The name Hemaruka is a combination of the first two letters of the names Helen, Margaret, Ruth, and Kathleen (also recorded as Mary and Kate). These were the names of the daughters of Albert Edward Warren, general manager of the Canadian National Railways (CNR) Central Region at the time.

== History ==
In 1912, a post office was established for the settlement by the name Zetland. In 1926, construction was completed of a CNR train line between Zetland, Alberta and Biggar, Saskatchewan. When the station was named Hemaruka after the daughters of Albert Warren, Zetland, and subsequently its post office, assumed the same name from April 1927 onwards.
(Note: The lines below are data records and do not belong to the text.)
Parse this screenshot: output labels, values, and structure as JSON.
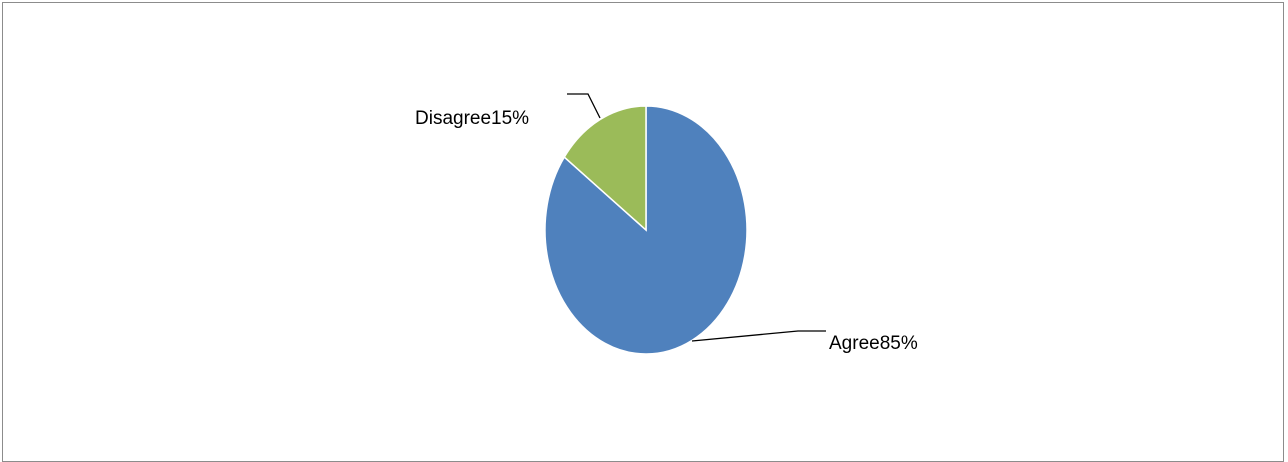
{
  "chart_data": {
    "type": "pie",
    "categories": [
      "Agree",
      "Disagree"
    ],
    "values": [
      85,
      15
    ],
    "labels": [
      "Agree85%",
      "Disagree15%"
    ],
    "colors": [
      "#4f81bd",
      "#9bbb59"
    ],
    "title": "",
    "legend": "none"
  }
}
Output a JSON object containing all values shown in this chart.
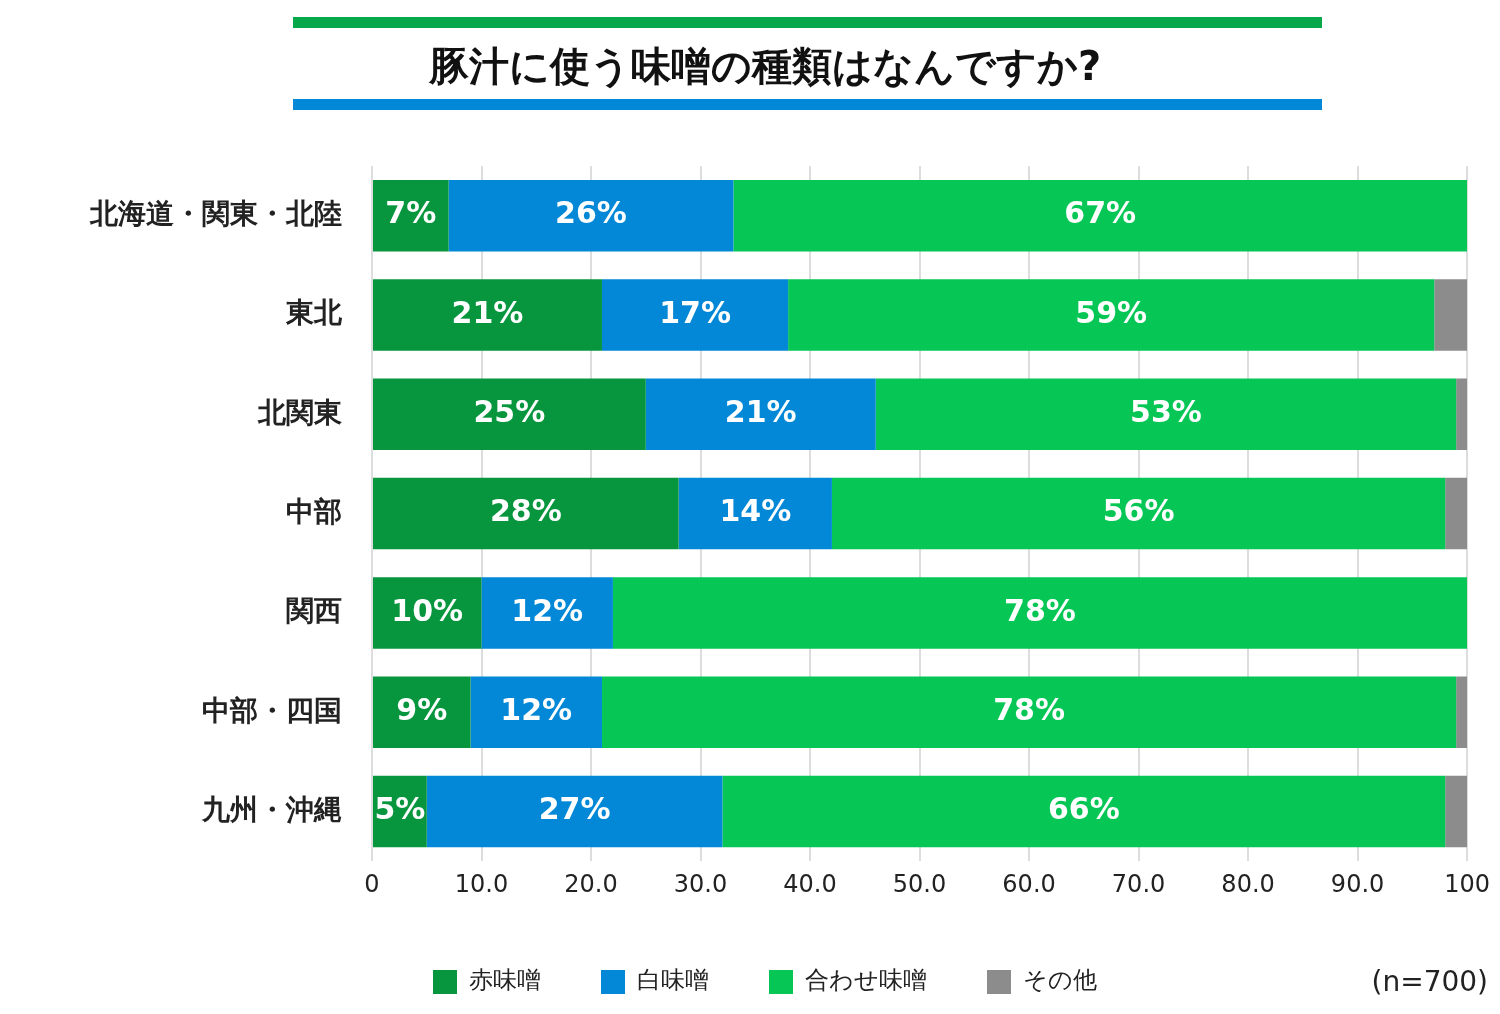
{
  "chart_data": {
    "type": "bar",
    "orientation": "horizontal",
    "stacked": true,
    "title": "豚汁に使う味噌の種類はなんですか?",
    "categories": [
      "北海道・関東・北陸",
      "東北",
      "北関東",
      "中部",
      "関西",
      "中部・四国",
      "九州・沖縄"
    ],
    "series": [
      {
        "name": "赤味噌",
        "color": "#07963e",
        "values": [
          7,
          21,
          25,
          28,
          10,
          9,
          5
        ],
        "value_labels": [
          "7%",
          "21%",
          "25%",
          "28%",
          "10%",
          "9%",
          "5%"
        ]
      },
      {
        "name": "白味噌",
        "color": "#0288d6",
        "values": [
          26,
          17,
          21,
          14,
          12,
          12,
          27
        ],
        "value_labels": [
          "26%",
          "17%",
          "21%",
          "14%",
          "12%",
          "12%",
          "27%"
        ]
      },
      {
        "name": "合わせ味噌",
        "color": "#06c755",
        "values": [
          67,
          59,
          53,
          56,
          78,
          78,
          66
        ],
        "value_labels": [
          "67%",
          "59%",
          "53%",
          "56%",
          "78%",
          "78%",
          "66%"
        ]
      },
      {
        "name": "その他",
        "color": "#8c8c8c",
        "values": [
          0,
          3,
          1,
          2,
          0,
          1,
          2
        ],
        "value_labels": [
          null,
          null,
          null,
          null,
          null,
          null,
          null
        ]
      }
    ],
    "xlim": [
      0,
      100
    ],
    "xticks": [
      0,
      {
        "value": 10,
        "label": "10.0"
      },
      {
        "value": 20,
        "label": "20.0"
      },
      {
        "value": 30,
        "label": "30.0"
      },
      {
        "value": 40,
        "label": "40.0"
      },
      {
        "value": 50,
        "label": "50.0"
      },
      {
        "value": 60,
        "label": "60.0"
      },
      {
        "value": 70,
        "label": "70.0"
      },
      {
        "value": 80,
        "label": "80.0"
      },
      {
        "value": 90,
        "label": "90.0"
      },
      100
    ],
    "grid": "x",
    "legend": "bottom",
    "annotations": [
      "(n=700)"
    ]
  }
}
Also around this time, the Alberta Wheat Pool opened a grain elevator in the area, a school opened, and a community hall was built by 1929.
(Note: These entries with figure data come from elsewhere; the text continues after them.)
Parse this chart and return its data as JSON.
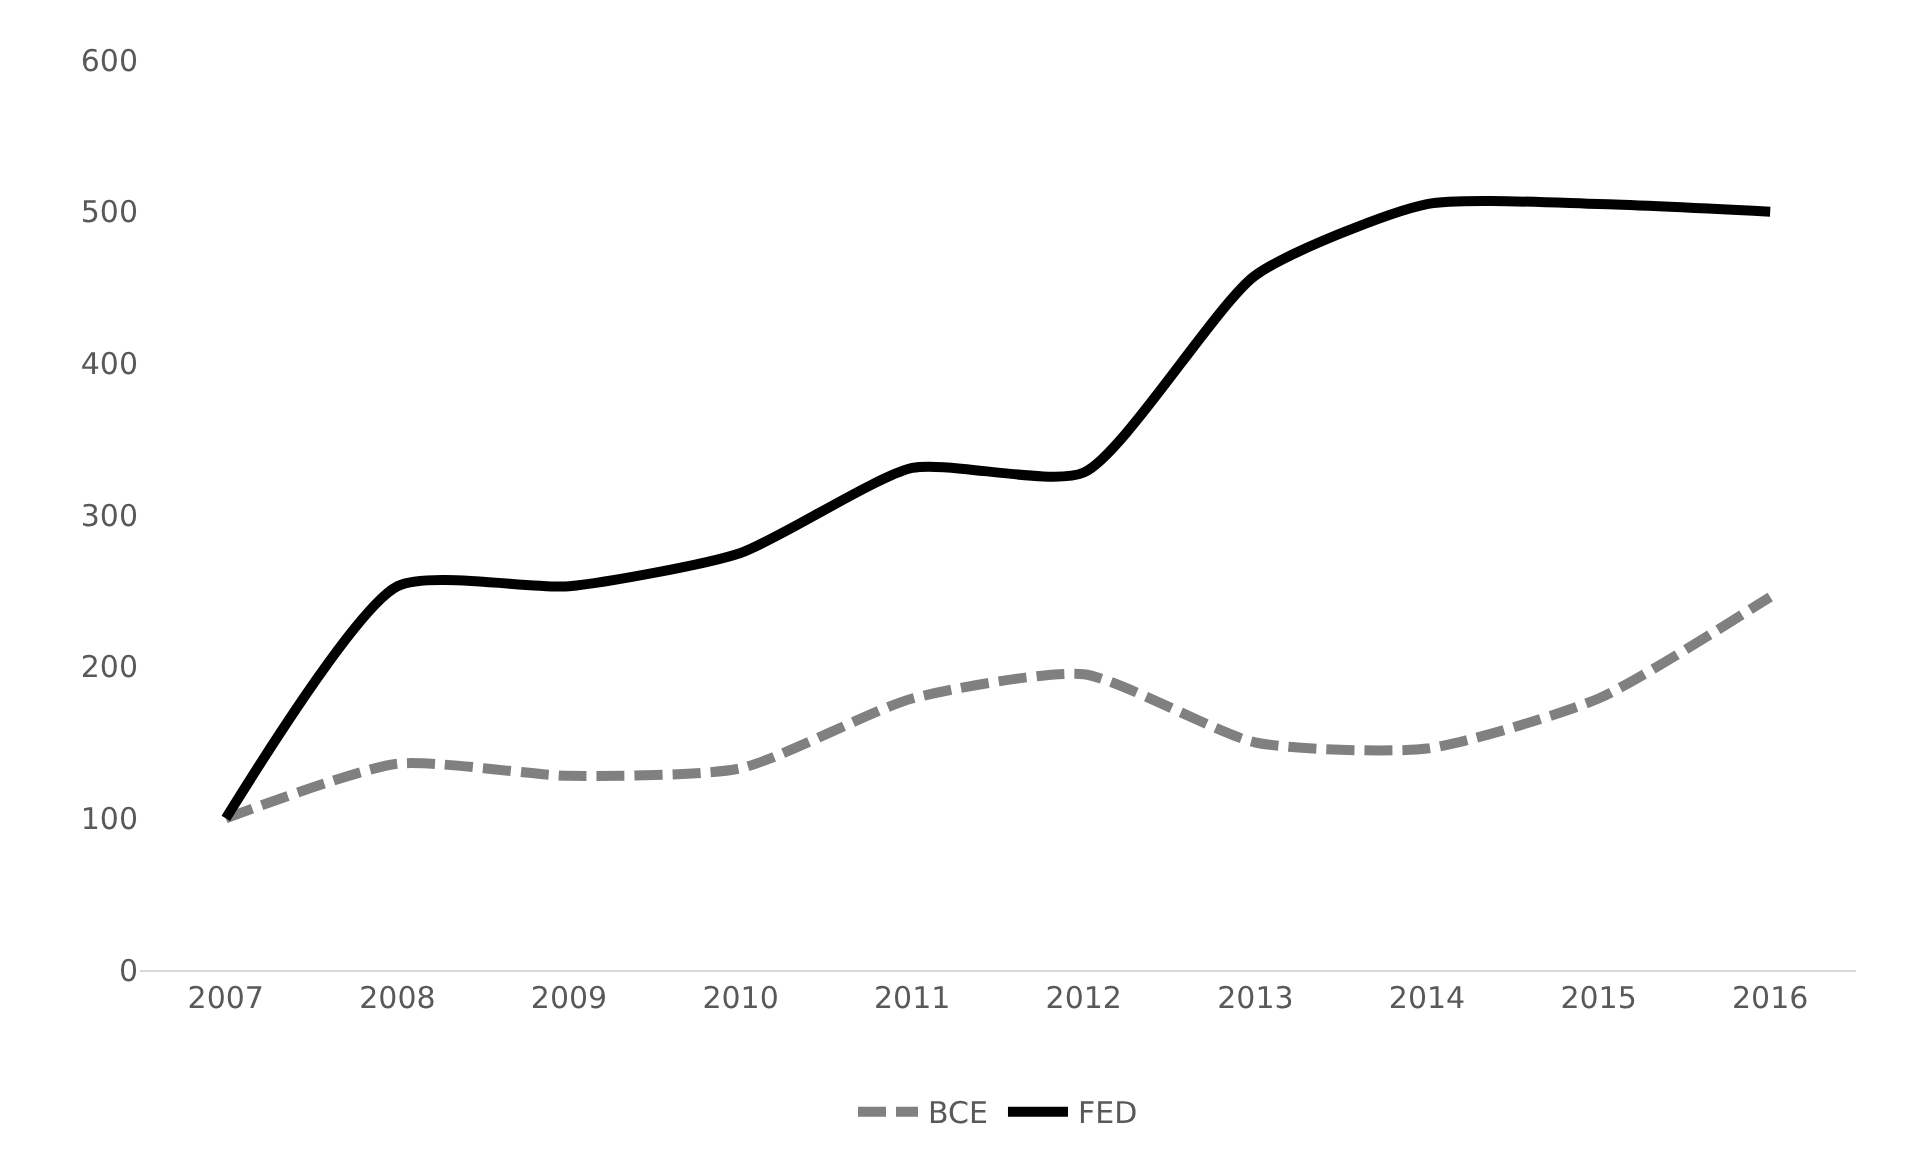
{
  "chart_data": {
    "type": "line",
    "categories": [
      "2007",
      "2008",
      "2009",
      "2010",
      "2011",
      "2012",
      "2013",
      "2014",
      "2015",
      "2016"
    ],
    "series": [
      {
        "name": "BCE",
        "color": "#808080",
        "line_style": "dashed",
        "values": [
          100,
          136,
          128,
          133,
          179,
          195,
          150,
          146,
          179,
          246
        ]
      },
      {
        "name": "FED",
        "color": "#000000",
        "line_style": "solid",
        "values": [
          100,
          253,
          253,
          275,
          331,
          328,
          458,
          505,
          505,
          500
        ]
      }
    ],
    "ylim": [
      0,
      600
    ],
    "yticks": [
      0,
      100,
      200,
      300,
      400,
      500,
      600
    ],
    "grid": false,
    "legend": "bottom",
    "marker": "none"
  }
}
The CNR track was used for periodic grain exports and coal deliveries, but received no timetabled rail services until 1933, when an ongoing coal hauling operation was established. This service involved a train from Biggar to Hemaruka and back again once a week, on Fridays. No additional services were established due to the ongoing economic pressures of the Great Depression.

Hemaruka received national media attention in 1935 after Austrian-born resident, William Hawryluk, was prosecuted for the murder of his wife, Helen, in January of that year. Their ten-year-old son, a witness to the crime, testified against Hawryluk at trial. An autopsy also determined that Helen had died from head injuries "resulting from heavy blows," and William was sentenced to death by Justice Thomas Tweedie. After the federal government declined to intervene with the sentence, Hawryluk was executed at Fort Saskatchewan by hanging in August.

As the Depression era transitioned into the Second World War, train services to Hemaruka did not expand. An absence of transit connections damaged the locality's economy, and, by 1944, Hemaruka had a population of 17. Despite its modest size, three general stores remained operational in the settlement at this time. The hamlet was served by one nurse, who also acted as an unofficial undertaker for Ukrainian families in the district who conducted their own funerals.

Hemaruka's post office closed in March 1966, and the school closed the next year. In 1969, the CNR sold the Hemaruka train station for one dollar to a local. Hemaruka's grain elevator ceased operations in 1975, and its train tracks were removed entirely in 1978.

As of 2024, Hemaruka contains some inhabited residential properties, while some abandoned buildings from its earlier operations remain standing. Its community hall remains in use for occasional events hosted by the Hemaruka Hall Association as of 2025. Around 40 people attended a New Year's Eve display at the hall in 2024.